The tech sector, which holds the highest weightage on the S&P 500, gained more than 21% in the quarter, outperforming the broader market, which grew more than 10% in the past three months.
With high-profile names such as Nvidia (NASDAQ:NVDA), Microsoft (NASDAQ:MSFT), and Apple (NASDAQ:AAPL), the information technology sector was able to move past the earlier volatility, gaining more than 10% so far this year.
The S&P 500’s tech sector had a rough start to the year after a Chinese startup announced the launch of DeepSeek, which rattled tech stocks after it unveiled its AI model R1.
The sector saw further decline after Trump announced his reciprocal tariffs, hitting key nations in the semiconductor supply chain, which led to considerable losses for certain chip stocks.

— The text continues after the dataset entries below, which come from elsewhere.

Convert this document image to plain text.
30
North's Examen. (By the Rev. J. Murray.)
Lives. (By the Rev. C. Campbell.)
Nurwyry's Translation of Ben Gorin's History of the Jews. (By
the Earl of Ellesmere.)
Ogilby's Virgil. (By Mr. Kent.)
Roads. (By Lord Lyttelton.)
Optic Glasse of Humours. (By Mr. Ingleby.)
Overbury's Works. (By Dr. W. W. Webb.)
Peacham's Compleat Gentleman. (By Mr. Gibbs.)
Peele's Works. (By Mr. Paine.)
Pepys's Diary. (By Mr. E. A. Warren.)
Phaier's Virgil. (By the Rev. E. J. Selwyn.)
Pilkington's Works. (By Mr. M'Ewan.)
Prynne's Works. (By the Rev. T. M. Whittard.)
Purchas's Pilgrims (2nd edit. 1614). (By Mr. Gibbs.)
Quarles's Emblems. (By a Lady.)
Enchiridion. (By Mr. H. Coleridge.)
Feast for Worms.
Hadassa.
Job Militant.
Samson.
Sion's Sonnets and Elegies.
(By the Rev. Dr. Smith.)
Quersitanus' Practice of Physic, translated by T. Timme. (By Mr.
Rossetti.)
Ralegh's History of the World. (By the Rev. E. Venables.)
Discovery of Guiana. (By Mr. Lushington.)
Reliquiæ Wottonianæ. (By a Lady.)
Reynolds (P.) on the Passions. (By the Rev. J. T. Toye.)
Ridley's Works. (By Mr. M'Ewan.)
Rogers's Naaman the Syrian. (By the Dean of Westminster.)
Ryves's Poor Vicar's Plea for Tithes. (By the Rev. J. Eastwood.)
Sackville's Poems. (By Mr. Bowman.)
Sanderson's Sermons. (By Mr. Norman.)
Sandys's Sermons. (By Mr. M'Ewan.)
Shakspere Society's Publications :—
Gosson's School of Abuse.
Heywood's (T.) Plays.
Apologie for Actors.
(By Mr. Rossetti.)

However, XLK rebounded strongly in the last quarter, fueled by robust AI demand, strong earnings, and easing trade tensions with China.
According to Seeking Alpha’s Quant rating system, the sector has an average health score of 3.27. The system awards grades based on quantitative measures, like valuation, earnings growth, and recent stock performance. The highest possible score for any individual company is a 5.
Among individual companies in the tech sector, six stocks were rated as BUY or higher based on their Quant ratings, 60 stocks were rated NEUTRAL, and two stocks were considered SELL or lower.
Semiconductor manufacturing company Micron Technology (NASDAQ:MU) held the highest rating this quarter, with a Quant score of 4.96, followed by Seagate Technology (NASDAQ:STX) and Autodesk (NASDAQ:ADSK). These three companies owed their higher ratings to high grades in areas such as profitability, growth, and momentum.
Among some tech heavyweight names, AI giant Nvidia (NVDA) had a score of 3.40, while Microsoft (MSFT) and Apple (AAPL) had scores of 3.49 and 3.32, respectively.
Enphase Energy (NASDAQ:ENPH) was the lowest-rated stock this quarter with a score of 1.28. Analysts have warned that the earlier than expected phaseout of residential solar tax credits could sap demand and squeeze margins across the solar-tech industry.
Analysts foresee that installers and consumers will move toward cheaper hardware to offset weaker economics, placing Enphase’s premium micro-inverter margins at risk, with the company ceding market share as price becomes the primary differentiator.